If you’ve grown accustomed to the idea that everything in our world is traceable—from airplanes to cell phones to personal browsing history and purchasing habits—it may seem like a no-brainer that we can use publicly broadcast Automatic Identification System (AIS) signals from ships at sea to find out where they are and what they’re doing. But in fact, it takes a lot of brains, both human and machine.
Over a given 24-hour period, there may be 27,000 or more vessels broadcasting AIS messages as often as every five seconds. The capacity for mass detection of that many signals has only become feasible in the last few years with the steady increase in the number of satellite receivers.
“We received over 4.5 billion [AIS] messages since mid-2015,” says Aaron Roan, our data scientist from Google, “We’re now receiving about 600 million messages a month, and there’s a steady trend upward of satellites being launched in 2012, 2014, 2016.” In the spring of 2016 there were around 28 satellites in low-earth orbit capable of receiving AIS messages. Roughly 60 more are planned for launch in coming years.
Aaron had never worked in fisheries or ocean issues before jumping on the Global Fishing Watch project, so for him this was an exciting chance to work in a new field on a new dataset that had never been explored. “My first thought was; wow, there’s a whole world out there that we don’t see. Seventy percent of Earth’s surface is covered by ocean, and we can only see that small part near land, but we’re starting to be able to see all of it with satellites and computer analysis.”

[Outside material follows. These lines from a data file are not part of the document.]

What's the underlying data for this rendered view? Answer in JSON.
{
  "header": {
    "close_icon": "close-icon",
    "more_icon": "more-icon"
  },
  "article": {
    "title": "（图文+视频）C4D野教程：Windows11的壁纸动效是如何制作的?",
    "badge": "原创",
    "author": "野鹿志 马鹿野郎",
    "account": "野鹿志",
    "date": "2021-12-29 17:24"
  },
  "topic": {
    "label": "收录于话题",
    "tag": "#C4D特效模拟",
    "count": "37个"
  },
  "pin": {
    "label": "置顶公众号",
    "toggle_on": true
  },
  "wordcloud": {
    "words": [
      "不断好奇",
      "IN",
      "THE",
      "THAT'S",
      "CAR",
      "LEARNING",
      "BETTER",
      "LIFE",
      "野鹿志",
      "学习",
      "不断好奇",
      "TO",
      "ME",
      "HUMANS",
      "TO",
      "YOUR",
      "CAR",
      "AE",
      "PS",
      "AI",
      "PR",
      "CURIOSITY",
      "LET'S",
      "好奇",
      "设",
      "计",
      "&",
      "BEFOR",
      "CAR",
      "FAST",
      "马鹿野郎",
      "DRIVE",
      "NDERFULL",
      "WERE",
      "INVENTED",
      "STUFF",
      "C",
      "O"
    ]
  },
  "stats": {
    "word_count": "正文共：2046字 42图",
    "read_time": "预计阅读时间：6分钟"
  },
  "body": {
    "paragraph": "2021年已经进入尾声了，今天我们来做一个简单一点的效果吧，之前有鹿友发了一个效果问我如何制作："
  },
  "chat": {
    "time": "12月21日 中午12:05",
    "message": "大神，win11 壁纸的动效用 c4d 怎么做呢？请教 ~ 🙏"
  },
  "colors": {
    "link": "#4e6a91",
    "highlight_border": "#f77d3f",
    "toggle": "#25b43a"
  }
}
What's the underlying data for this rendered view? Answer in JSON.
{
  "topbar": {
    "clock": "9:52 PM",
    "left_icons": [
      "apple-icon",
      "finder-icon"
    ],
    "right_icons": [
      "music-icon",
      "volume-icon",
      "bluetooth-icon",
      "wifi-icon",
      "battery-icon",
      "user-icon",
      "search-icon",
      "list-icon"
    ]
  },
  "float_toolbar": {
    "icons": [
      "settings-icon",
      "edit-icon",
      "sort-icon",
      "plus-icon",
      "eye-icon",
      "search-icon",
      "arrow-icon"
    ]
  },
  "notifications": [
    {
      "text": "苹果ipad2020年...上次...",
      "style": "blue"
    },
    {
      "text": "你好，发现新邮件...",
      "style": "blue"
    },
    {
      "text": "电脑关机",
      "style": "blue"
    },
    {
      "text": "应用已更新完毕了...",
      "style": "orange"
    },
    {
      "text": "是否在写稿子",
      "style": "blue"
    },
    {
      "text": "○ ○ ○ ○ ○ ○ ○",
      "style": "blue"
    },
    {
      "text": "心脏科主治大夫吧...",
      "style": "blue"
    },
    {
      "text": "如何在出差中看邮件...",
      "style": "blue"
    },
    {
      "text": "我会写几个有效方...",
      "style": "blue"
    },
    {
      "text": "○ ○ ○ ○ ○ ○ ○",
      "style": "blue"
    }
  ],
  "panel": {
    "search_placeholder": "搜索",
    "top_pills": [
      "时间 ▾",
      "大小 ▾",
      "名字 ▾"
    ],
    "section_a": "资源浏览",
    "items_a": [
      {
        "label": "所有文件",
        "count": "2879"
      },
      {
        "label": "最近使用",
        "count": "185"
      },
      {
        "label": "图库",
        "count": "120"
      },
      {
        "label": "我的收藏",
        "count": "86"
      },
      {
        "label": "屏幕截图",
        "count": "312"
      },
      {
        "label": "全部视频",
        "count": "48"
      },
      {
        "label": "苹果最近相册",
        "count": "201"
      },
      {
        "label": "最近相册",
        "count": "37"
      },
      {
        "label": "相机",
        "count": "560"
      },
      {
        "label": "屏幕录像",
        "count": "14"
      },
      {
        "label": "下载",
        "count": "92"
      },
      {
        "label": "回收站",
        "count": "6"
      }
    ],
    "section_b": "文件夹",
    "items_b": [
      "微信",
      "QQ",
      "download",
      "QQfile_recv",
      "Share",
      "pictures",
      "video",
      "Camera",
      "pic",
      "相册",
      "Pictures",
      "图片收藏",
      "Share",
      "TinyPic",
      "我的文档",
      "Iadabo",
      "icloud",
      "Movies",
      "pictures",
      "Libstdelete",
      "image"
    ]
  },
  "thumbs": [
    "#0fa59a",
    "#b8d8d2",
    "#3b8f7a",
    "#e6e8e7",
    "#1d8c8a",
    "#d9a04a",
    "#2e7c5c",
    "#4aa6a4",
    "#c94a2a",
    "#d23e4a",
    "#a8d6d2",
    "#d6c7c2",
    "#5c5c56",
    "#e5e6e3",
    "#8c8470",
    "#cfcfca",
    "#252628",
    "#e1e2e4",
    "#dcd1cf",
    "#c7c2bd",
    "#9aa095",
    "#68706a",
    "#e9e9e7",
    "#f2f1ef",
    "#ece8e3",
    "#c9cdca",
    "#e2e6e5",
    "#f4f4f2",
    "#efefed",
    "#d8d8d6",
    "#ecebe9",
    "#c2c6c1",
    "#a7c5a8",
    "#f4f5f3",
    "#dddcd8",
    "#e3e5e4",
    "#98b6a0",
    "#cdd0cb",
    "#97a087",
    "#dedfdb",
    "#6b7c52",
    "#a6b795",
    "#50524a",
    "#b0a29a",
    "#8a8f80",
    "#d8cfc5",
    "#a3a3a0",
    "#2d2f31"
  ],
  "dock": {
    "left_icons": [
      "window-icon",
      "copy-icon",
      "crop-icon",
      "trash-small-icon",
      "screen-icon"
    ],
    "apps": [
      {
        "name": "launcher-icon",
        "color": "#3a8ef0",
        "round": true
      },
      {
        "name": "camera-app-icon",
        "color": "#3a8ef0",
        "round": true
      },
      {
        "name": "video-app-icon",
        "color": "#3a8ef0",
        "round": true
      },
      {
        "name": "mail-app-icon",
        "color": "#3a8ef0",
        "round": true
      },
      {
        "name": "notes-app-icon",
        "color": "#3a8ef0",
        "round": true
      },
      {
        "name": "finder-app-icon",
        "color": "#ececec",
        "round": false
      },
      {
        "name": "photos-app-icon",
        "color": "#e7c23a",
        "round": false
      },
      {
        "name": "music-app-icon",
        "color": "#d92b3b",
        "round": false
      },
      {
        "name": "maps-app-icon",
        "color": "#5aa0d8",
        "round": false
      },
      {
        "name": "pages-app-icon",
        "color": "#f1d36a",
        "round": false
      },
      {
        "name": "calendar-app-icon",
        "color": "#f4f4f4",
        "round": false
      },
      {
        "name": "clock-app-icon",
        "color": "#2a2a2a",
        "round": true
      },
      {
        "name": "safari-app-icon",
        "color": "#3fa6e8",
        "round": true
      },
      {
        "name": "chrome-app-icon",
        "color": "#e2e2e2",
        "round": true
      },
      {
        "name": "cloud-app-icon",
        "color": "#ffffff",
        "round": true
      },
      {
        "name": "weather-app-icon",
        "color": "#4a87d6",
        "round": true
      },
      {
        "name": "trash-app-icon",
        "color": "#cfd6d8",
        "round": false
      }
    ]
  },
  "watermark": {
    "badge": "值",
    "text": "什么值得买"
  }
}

Recently he’s been working with the AIS data to identify transhipment at sea (the transfer of goods from one vessel to another). It poses a serious problem for traceability issues in the seafood market, because it enables criminals to launder their illegal catch by mixing it with legally caught fish. That’s why transhipment is prohibited in most places, but like everything else over the horizon, it’s nearly impossible to see.
Aaron and Global Fishing Watch data analyst Nate Miller are trying to find characteristics in the AIS messages that can be used to identify transshipment. “If we can get enough examples of transshipment, we can feed it to our machine learning experts, and we can start training our algorithms.”
There’s more about how we’re using machine learning in our previous post, but the basic idea is that the computer model they are developing uses those characteristics to filter out AIS messages that aren’t from transshipping vessels. The model applies the filters to the data in layers until what’s left is a set of AIS messages from vessels that may be engaged in transshipment.
“One of the things that’s so cool about this is that with most machine-learning projects it’s really about the corporate space—understanding social graphs or understanding economics. A smaller subset of machine-learning is about good causes, and an even smaller subset is focused on environmental causes. And probably the smallest of environmental causes is oceans, because the data just hasn’t been there. This is an untapped world of data that’s not being looked at. Add to that the fact that we’re doing something that is making a difference on so many levels, it really feels like we’re having a huge positive impact.”
Aaron says he’s excited about scaling up what we’re doing. He hopes to enable other analysts to work with the data through Google Earth Engine and other Cloud platforms. “I want to share this data,” he says. “There are limitations to that, because the data is licensed, but I want to set up an infrastructure so that what we can share can be shared really well. I want to help guide that so that as new analysts come on—analysts from the other side of the world that I’ve never met who don’t even speak the same language—are able to add layers that give them a lot of other insights to things that are relevant to them. It’s about using the data to reach for a true understanding of fishing and of the ocean.”